According to the Times, the introduction of the anchoring system would have capped wage costs to £402.4 million for the 2021-22 season if the cap had been set at four times the television money paid to Norwich, who received £100.6 million for the end at the bottom.

If passed, the spending cap could give an advantage to European rivals, with the likes of Paris Saint-Germain and Real Madrid able to offer higher wages to star players.

Both sides’ wage costs would have been much higher than the cap that would have been imposed on Premier League clubs during the 2021-2022 season.

Football Benchmark’s European Champions Report reported in January that PSG’s wage bill was £645 million from the season onwards.

The figure saw the French champions record the highest bill for a professional football club.

Real Madrid’s wage bill for the season reached £458 million after the Spanish giants paid out bonuses for winning the Champions League.

The anchoring proposal, reportedly opposed by some top clubs, will be discussed by clubs at the Premier League’s annual general meeting this week.

The Premier League’s wage ceiling is said to have been well exceeded by continental rivals PSG

The Premier League is updating its financial controls, which are expected to be in line with UEFA’s new financial sustainability regulations.
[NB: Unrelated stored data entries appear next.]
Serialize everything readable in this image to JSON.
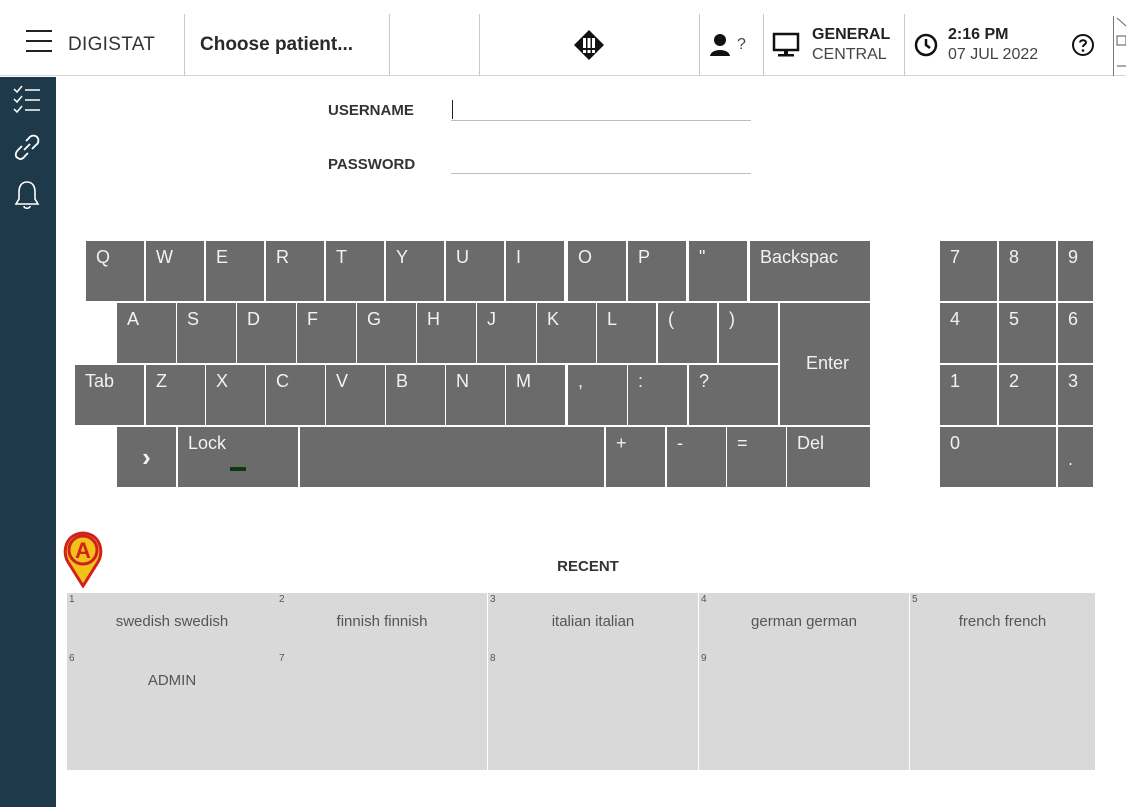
{
  "topbar": {
    "brand": "DIGISTAT",
    "patient": "Choose patient...",
    "user_status": "?",
    "workstation_line1": "GENERAL",
    "workstation_line2": "CENTRAL",
    "time": "2:16 PM",
    "date": "07 JUL 2022"
  },
  "sidebar": {
    "icons": [
      "checklist-icon",
      "link-icon",
      "bell-icon"
    ]
  },
  "login": {
    "username_label": "USERNAME",
    "username_value": "",
    "password_label": "PASSWORD",
    "password_value": ""
  },
  "keyboard": {
    "row1": [
      "Q",
      "W",
      "E",
      "R",
      "T",
      "Y",
      "U",
      "I",
      "O",
      "P",
      "\"",
      "Backspac"
    ],
    "row2": [
      "A",
      "S",
      "D",
      "F",
      "G",
      "H",
      "J",
      "K",
      "L",
      "(",
      ")"
    ],
    "enter": "Enter",
    "row3": [
      "Tab",
      "Z",
      "X",
      "C",
      "V",
      "B",
      "N",
      "M",
      ",",
      ":",
      "?"
    ],
    "row4_arrow": "›",
    "lock": "Lock",
    "row4_right": [
      "+",
      "-",
      "=",
      "Del"
    ],
    "numpad": [
      "7",
      "8",
      "9",
      "4",
      "5",
      "6",
      "1",
      "2",
      "3",
      "0",
      "."
    ]
  },
  "recent": {
    "title": "RECENT",
    "cells": [
      {
        "num": "1",
        "name": "swedish swedish"
      },
      {
        "num": "2",
        "name": "finnish finnish"
      },
      {
        "num": "3",
        "name": "italian italian"
      },
      {
        "num": "4",
        "name": "german german"
      },
      {
        "num": "5",
        "name": "french french"
      },
      {
        "num": "6",
        "name": "ADMIN"
      },
      {
        "num": "7",
        "name": ""
      },
      {
        "num": "8",
        "name": ""
      },
      {
        "num": "9",
        "name": ""
      },
      {
        "num": "",
        "name": ""
      },
      {
        "num": "",
        "name": ""
      },
      {
        "num": "",
        "name": ""
      },
      {
        "num": "",
        "name": ""
      },
      {
        "num": "",
        "name": ""
      },
      {
        "num": "",
        "name": ""
      }
    ]
  },
  "annotation": {
    "marker_letter": "A",
    "marker_color": "#f3c21a",
    "marker_border": "#d0211c"
  },
  "colors": {
    "sidebar": "#1e3a4a",
    "key": "#6b6b6b",
    "recent_cell": "#d9d9d9"
  }
}
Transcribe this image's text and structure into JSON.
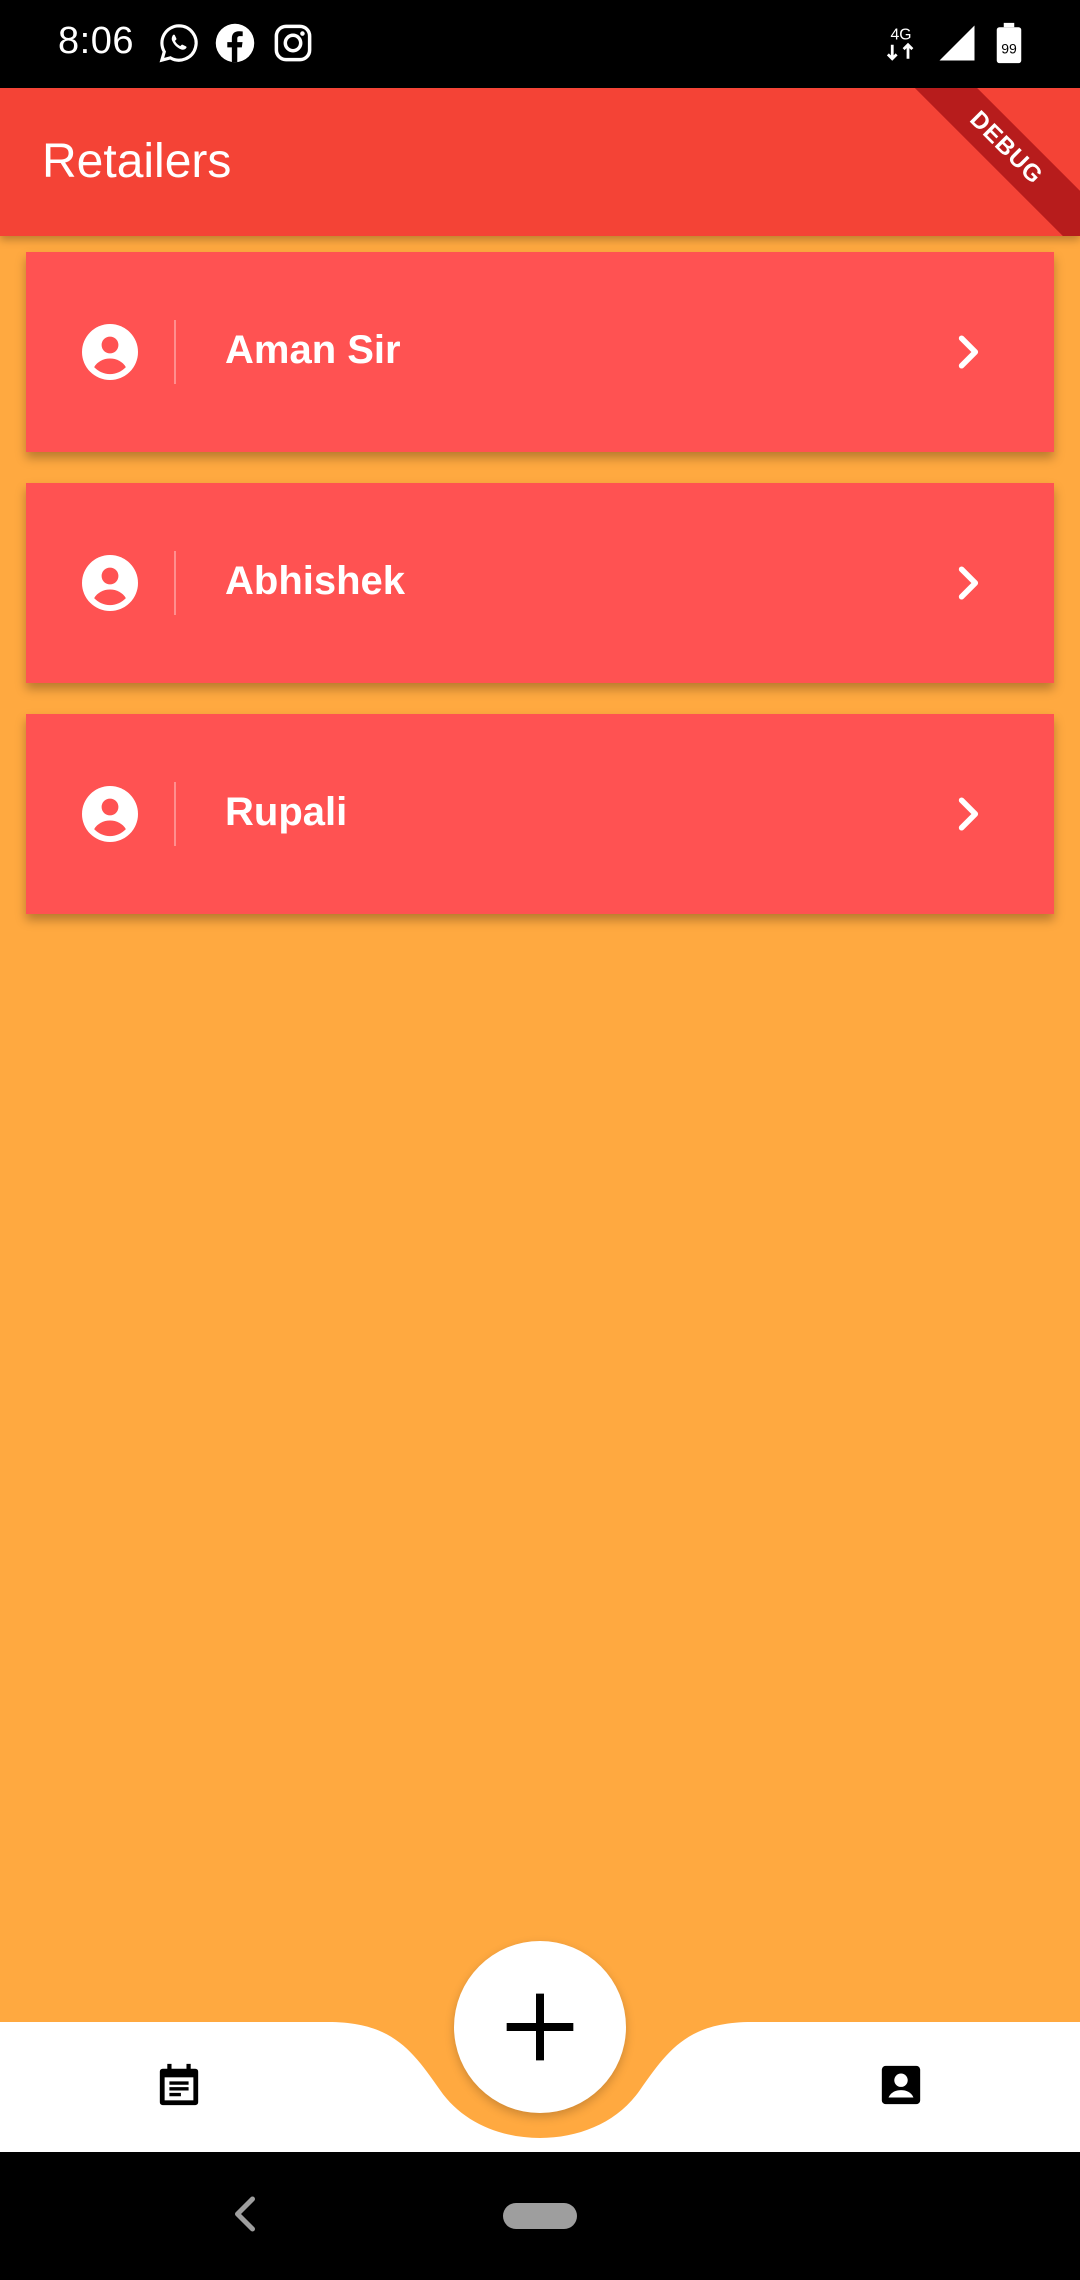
{
  "status_bar": {
    "time": "8:06",
    "app_icons": [
      "whatsapp-icon",
      "facebook-icon",
      "instagram-icon"
    ],
    "network": "4G",
    "battery": "99"
  },
  "app_bar": {
    "title": "Retailers",
    "debug_label": "DEBUG"
  },
  "retailers": [
    {
      "name": "Aman Sir"
    },
    {
      "name": "Abhishek"
    },
    {
      "name": "Rupali"
    }
  ],
  "bottom_nav": {
    "left_icon": "calendar-icon",
    "center_icon": "add-icon",
    "right_icon": "contact-icon"
  },
  "colors": {
    "app_bar": "#f44336",
    "background": "#ffa940",
    "card": "#ff5252",
    "debug_banner": "#b71c1c"
  }
}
The UEFA regulations were approved last year and replaced the Financial Fair Play system.

The Financial Sustainability Regulations link a club’s expenditure in areas such as player salaries and transfer fees to turnover.

Next season, these expenses may not exceed 90 percent of turnover and fall to 70 percent in 2025-2026.

UEFA president Aleksander Ceferin has also raised the idea of ​​a continent-wide salary cap after creating a group to look at new cost controls in European football.